Out and about on the idyllic grounds were Suzie Olczak’s Orrey kinetic sculptures which were transformed into chill spots, one of these wooden hexagonal bubbles was taken over by Typething Collective. Inside the sculpture lights hung from the ceiling with wafts of smoke and bubbles cascading from the glass lampshades. People were encouraged to use a small piano on the floor and attempt to play the song on a sheet of paper, when the right notes were played the lights flashed to piano chords while a beat was played from a speaker – rather reminiscent of the organ scene from The Goonies, but when you played a wrong note the music stopped, not the ground falling beneath your feet.

Interestingly, KALLIDA based the art and music on the cycle of the sun: day to night was a metaphor for the mood of the crowd, music and art – it was genius, everything and one was on the same page.
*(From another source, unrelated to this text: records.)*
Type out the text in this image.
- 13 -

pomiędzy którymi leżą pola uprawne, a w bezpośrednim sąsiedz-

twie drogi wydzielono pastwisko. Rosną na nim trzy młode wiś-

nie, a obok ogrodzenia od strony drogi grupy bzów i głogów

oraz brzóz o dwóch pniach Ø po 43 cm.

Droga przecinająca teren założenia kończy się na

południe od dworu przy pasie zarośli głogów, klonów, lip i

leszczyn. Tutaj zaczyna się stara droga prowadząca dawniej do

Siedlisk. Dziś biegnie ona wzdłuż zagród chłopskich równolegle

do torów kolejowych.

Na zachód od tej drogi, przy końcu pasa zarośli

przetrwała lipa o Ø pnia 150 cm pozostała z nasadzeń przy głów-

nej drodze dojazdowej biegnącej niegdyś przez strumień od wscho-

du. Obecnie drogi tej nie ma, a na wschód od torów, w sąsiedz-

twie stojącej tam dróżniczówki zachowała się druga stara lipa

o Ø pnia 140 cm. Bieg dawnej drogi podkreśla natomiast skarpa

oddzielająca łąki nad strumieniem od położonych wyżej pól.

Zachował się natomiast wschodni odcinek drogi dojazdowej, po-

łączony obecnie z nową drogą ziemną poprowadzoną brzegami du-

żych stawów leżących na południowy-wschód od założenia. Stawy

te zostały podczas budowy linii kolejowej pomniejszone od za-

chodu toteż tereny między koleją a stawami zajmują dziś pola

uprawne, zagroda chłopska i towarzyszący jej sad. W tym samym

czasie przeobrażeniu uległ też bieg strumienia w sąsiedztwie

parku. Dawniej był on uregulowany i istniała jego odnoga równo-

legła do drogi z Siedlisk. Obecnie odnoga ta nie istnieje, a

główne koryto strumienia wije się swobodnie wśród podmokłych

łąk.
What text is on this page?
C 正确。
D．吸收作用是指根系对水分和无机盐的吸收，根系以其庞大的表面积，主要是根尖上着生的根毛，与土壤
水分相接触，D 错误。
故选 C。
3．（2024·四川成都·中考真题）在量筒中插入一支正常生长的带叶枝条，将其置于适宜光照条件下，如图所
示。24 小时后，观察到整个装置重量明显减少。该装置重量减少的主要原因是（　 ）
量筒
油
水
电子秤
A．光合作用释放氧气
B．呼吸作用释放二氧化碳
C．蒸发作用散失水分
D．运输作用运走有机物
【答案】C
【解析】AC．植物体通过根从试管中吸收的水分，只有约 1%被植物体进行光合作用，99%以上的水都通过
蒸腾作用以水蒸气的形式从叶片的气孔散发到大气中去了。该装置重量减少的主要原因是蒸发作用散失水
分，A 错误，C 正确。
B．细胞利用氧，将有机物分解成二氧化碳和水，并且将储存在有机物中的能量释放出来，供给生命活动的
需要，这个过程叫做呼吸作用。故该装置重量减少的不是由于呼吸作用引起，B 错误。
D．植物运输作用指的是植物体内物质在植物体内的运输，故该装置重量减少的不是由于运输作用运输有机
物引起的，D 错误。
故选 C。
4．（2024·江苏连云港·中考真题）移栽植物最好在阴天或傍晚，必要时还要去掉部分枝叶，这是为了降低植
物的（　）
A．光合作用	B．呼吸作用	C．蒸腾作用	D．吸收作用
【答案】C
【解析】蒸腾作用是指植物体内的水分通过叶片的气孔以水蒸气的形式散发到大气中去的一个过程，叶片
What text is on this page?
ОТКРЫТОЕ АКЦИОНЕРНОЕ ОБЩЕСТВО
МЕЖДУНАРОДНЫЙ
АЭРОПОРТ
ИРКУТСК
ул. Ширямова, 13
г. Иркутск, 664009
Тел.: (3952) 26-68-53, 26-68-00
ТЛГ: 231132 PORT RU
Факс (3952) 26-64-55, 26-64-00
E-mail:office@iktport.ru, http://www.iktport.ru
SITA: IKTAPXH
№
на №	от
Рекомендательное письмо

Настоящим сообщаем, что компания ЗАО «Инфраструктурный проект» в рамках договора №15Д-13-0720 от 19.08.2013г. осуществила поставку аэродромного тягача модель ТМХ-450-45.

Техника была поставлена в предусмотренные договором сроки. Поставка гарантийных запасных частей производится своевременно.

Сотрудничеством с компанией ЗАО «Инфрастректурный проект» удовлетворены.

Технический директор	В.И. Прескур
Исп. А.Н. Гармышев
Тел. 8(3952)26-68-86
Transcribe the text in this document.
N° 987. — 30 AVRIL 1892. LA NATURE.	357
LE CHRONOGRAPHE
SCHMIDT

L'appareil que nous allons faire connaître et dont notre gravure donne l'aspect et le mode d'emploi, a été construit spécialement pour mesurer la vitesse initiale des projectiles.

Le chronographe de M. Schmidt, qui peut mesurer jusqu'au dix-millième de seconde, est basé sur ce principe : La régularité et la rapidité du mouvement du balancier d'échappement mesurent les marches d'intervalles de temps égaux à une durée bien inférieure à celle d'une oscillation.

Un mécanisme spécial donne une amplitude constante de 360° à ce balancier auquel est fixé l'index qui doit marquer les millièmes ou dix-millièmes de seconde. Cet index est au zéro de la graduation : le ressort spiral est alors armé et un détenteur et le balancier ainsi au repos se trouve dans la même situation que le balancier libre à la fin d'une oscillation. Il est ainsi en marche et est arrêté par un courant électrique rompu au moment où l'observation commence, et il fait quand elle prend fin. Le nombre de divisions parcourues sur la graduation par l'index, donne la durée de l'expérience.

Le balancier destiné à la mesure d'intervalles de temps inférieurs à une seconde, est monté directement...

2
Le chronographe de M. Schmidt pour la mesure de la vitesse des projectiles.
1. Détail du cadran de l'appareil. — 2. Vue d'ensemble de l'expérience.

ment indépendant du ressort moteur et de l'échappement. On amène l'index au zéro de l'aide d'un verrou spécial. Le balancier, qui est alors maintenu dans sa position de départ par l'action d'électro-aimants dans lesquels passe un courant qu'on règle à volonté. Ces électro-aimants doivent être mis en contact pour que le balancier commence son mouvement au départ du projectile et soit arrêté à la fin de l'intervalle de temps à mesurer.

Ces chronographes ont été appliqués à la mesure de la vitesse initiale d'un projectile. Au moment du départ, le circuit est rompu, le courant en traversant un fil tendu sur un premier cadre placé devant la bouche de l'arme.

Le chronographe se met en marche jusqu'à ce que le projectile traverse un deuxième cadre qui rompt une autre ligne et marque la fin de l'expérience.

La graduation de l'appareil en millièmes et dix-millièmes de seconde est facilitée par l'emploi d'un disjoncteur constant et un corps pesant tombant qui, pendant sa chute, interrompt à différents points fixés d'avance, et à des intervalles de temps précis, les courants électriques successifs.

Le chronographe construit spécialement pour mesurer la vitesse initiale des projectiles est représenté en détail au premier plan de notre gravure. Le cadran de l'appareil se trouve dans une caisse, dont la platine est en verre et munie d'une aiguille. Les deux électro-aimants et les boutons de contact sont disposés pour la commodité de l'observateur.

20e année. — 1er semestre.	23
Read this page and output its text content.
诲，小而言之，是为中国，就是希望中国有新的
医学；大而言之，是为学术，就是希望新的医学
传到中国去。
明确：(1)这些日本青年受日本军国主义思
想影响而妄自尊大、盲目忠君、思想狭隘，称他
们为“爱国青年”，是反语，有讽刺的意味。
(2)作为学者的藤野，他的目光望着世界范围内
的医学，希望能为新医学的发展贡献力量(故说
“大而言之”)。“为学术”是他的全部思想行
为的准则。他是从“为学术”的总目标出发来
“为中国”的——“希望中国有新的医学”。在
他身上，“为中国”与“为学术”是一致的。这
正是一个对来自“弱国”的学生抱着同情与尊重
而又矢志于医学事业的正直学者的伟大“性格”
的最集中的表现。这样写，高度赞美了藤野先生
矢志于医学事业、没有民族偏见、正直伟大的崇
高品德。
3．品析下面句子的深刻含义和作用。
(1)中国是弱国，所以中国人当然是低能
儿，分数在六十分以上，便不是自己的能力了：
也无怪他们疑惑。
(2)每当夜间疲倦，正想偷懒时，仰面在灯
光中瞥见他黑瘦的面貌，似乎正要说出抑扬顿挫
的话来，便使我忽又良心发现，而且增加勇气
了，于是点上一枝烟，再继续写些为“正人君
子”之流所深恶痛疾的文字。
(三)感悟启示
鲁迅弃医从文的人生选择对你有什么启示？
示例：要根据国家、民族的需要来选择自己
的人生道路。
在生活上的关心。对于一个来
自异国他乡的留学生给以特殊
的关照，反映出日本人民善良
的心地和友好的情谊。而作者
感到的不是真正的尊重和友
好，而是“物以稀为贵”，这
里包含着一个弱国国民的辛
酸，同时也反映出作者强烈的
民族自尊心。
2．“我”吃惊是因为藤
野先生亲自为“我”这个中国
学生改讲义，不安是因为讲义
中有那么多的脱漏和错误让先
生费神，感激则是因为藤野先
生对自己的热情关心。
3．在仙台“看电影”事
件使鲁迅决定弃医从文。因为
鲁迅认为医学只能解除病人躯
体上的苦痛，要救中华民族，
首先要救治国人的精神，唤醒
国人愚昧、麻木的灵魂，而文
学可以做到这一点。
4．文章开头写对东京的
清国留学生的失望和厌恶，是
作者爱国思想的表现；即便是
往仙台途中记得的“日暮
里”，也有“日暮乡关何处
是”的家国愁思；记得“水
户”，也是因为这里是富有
As night fell the festival transitioned from the main stage outside, which played a mixture of jazz, reggae and world music to inside the hall, where the walls echoed with heavier, industrial beats of electro, techno, old skool jungle and happy hardcore.

From the pounding basement where DJs played in a caged booth, to the coach house turned dance floor, every music endeavour at the festival was made with artistic potential in mind. The basement was a bar, two dance floor areas separated by the DJ booth and the sultry Love Hotel by Fiona Albrow, KALLIDA art director. Love Hotel was an incorporation of a four-poster double bed, a dildo hanging from the ceiling and disturbing virtual companions of Kate Davis, safe to say it got pretty weird in there as the night went on.

Upstairs contained Izzy Bolt’s pink, shiny dream world, a room lined with reflective pink wallpaper, disco balls and cushions, as well as Clemence Debaig’s computational work which played with our physical bodies within virtual spaces. Eyesymetric and Visua UK took over the main stages with their creative lenses while George Mein transformed the new music space, the Coach House, with lights dripping down from the ceiling, each individual light changed colour to the beat of the tracks played.

In one weekend KALLIDA successfully created a community, a festival like no other, and the biggest house party you’ll ever go too. Prioritising the creative experience over commercial profit, the event blurred the line between art and music, creating a whole new approach to enjoy culture. Is KALLIDA a glimpse into the future of festivals? We sure hope so.